Winter in Maine. As unpredictable as a five year old. I pulled on my coat, hat and gloves this morning, then put a coat on the dogs and headed out for our morning walk. It had been snowing off and on all night and as we stepped into the driveway, we were immediately met by big, soft, white flakes. It has been snowing ever since and is rumored to continue all day.
I was struck by the beauty that surrounded us. A lack of wind had provided a perfect canvas for a winter scene to be created. Every tree branch had been painted with snow and their skeletal structures stood demanding my attention. Especially the birches that, combined with their white barked trunks, were particularly spectacular. Passing cars could be seen before heard, hushed by the frozen cushion. The stillness of the air gave the impression that mother nature had turned off the sound.
My dogs love the snow, so a short walk was out of the question. They both reveled in the soft, dry powder that covered the streets. There was an urgency to their gait not normally seen, testing the limits of their leash, urging me to walk faster, joining them in exploration. Like colts in a pasture, they played with uninhibited pleasure.
I don’t know what there is about days like this. They make me feel so alive.

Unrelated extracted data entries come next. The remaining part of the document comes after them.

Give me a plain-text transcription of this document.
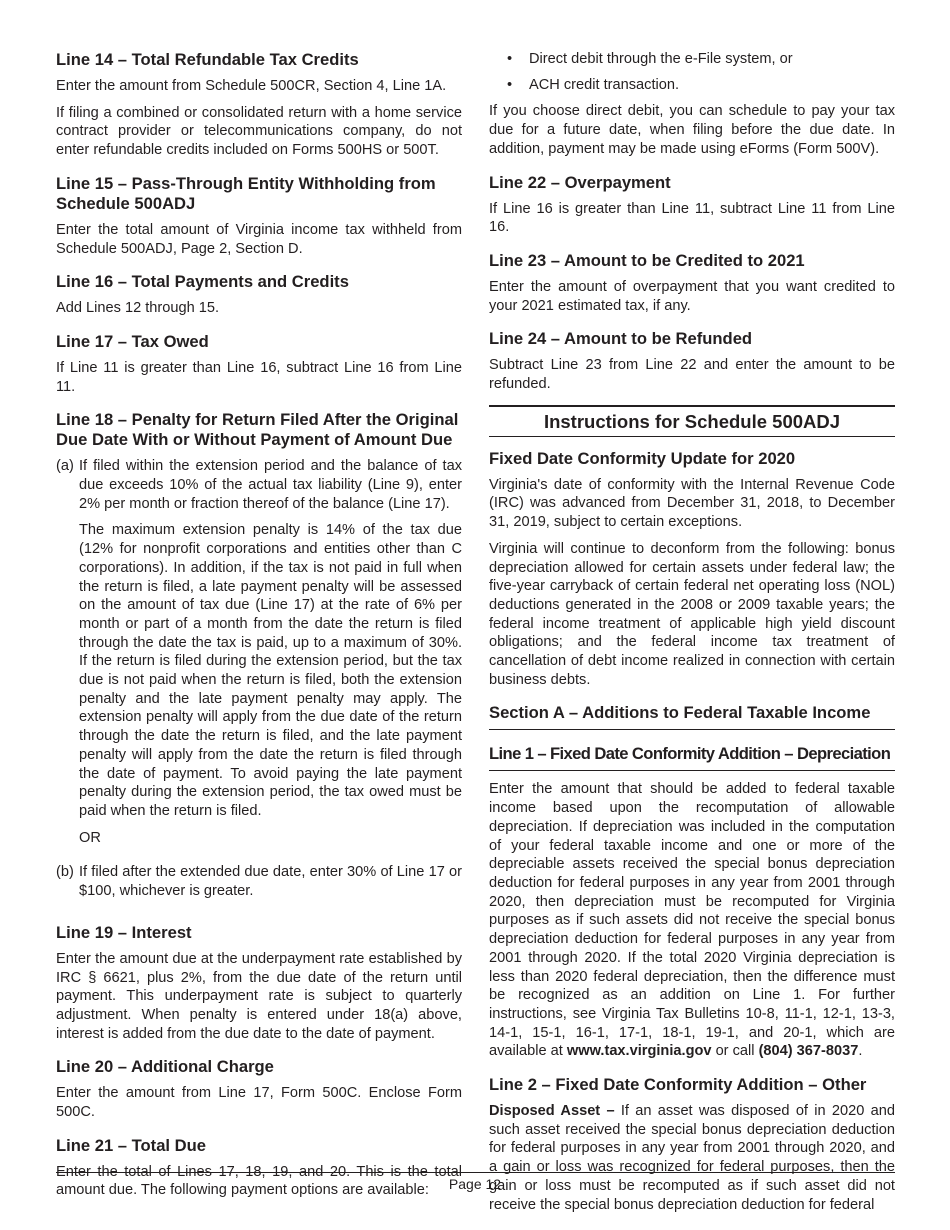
Line 14 – Total Refundable Tax Credits

Enter the amount from Schedule 500CR, Section 4, Line 1A.

If filing a combined or consolidated return with a home service contract provider or telecommunications company, do not enter refundable credits included on Forms 500HS or 500T.

Line 15 – Pass-Through Entity Withholding from Schedule 500ADJ

Enter the total amount of Virginia income tax withheld from Schedule 500ADJ, Page 2, Section D.

Line 16 – Total Payments and Credits

Add Lines 12 through 15.

Line 17 – Tax Owed

If Line 11 is greater than Line 16, subtract Line 16 from Line 11.

Line 18 – Penalty for Return Filed After the Original Due Date With or Without Payment of Amount Due
(a) If filed within the extension period and the balance of tax due exceeds 10% of the actual tax liability (Line 9), enter 2% per month or fraction thereof of the balance (Line 17).

The maximum extension penalty is 14% of the tax due (12% for nonprofit corporations and entities other than C corporations). In addition, if the tax is not paid in full when the return is filed, a late payment penalty will be assessed on the amount of tax due (Line 17) at the rate of 6% per month or part of a month from the date the return is filed through the date the tax is paid, up to a maximum of 30%. If the return is filed during the extension period, but the tax due is not paid when the return is filed, both the extension penalty and the late payment penalty may apply. The extension penalty will apply from the due date of the return through the date the return is filed, and the late payment penalty will apply from the date the return is filed through the date of payment. To avoid paying the late payment penalty during the extension period, the tax owed must be paid when the return is filed.

OR

(b) If filed after the extended due date, enter 30% of Line 17 or $100, whichever is greater.

Line 19 – Interest

Enter the amount due at the underpayment rate established by IRC § 6621, plus 2%, from the due date of the return until payment. This underpayment rate is subject to quarterly adjustment. When penalty is entered under 18(a) above, interest is added from the due date to the date of payment.

Line 20 – Additional Charge

Enter the amount from Line 17, Form 500C. Enclose Form 500C.

Line 21 – Total Due

Enter the total of Lines 17, 18, 19, and 20. This is the total amount due. The following payment options are available:

•	Direct debit through the e-File system, or
•	ACH credit transaction.

If you choose direct debit, you can schedule to pay your tax due for a future date, when filing before the due date. In addition, payment may be made using eForms (Form 500V).

Line 22 – Overpayment

If Line 16 is greater than Line 11, subtract Line 11 from Line 16.

Line 23 – Amount to be Credited to 2021

Enter the amount of overpayment that you want credited to your 2021 estimated tax, if any.

Line 24 – Amount to be Refunded

Subtract Line 23 from Line 22 and enter the amount to be refunded.

Instructions for Schedule 500ADJ
Fixed Date Conformity Update for 2020

Virginia's date of conformity with the Internal Revenue Code (IRC) was advanced from December 31, 2018, to December 31, 2019, subject to certain exceptions.

Virginia will continue to deconform from the following: bonus depreciation allowed for certain assets under federal law; the five-year carryback of certain federal net operating loss (NOL) deductions generated in the 2008 or 2009 taxable years; the federal income treatment of applicable high yield discount obligations; and the federal income tax treatment of cancellation of debt income realized in connection with certain business debts.

Section A – Additions to Federal Taxable Income
Line 1 – Fixed Date Conformity Addition – Depreciation

Enter the amount that should be added to federal taxable income based upon the recomputation of allowable depreciation. If depreciation was included in the computation of your federal taxable income and one or more of the depreciable assets received the special bonus depreciation deduction for federal purposes in any year from 2001 through 2020, then depreciation must be recomputed for Virginia purposes as if such assets did not receive the special bonus depreciation deduction for federal purposes in any year from 2001 through 2020. If the total 2020 Virginia depreciation is less than 2020 federal depreciation, then the difference must be recognized as an addition on Line 1. For further instructions, see Virginia Tax Bulletins 10-8, 11-1, 12-1, 13-3, 14-1, 15-1, 16-1, 17-1, 18-1, 19-1, and 20-1, which are available at www.tax.virginia.gov or call (804) 367-8037.

Line 2 – Fixed Date Conformity Addition – Other

Disposed Asset – If an asset was disposed of in 2020 and such asset received the special bonus depreciation deduction for federal purposes in any year from 2001 through 2020, and a gain or loss was recognized for federal purposes, then the gain or loss must be recomputed as if such asset did not receive the special bonus depreciation deduction for federal

Page 12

The cold air on my face coloring my cheeks, tiny snowflakes gently tickling my lashes. The resistance of the snow as you take each booted step. It was as if it were just me enjoying this gift of nature. All else hidden by the flakes that shrouded the horizon. Like standing in a giant snow globe, staring out at the rest of the world. At that moment, nothing else existed. This symphony of sight had been created just for me. I had captured the beauty of this winters morn, or more correctly, it had captured me?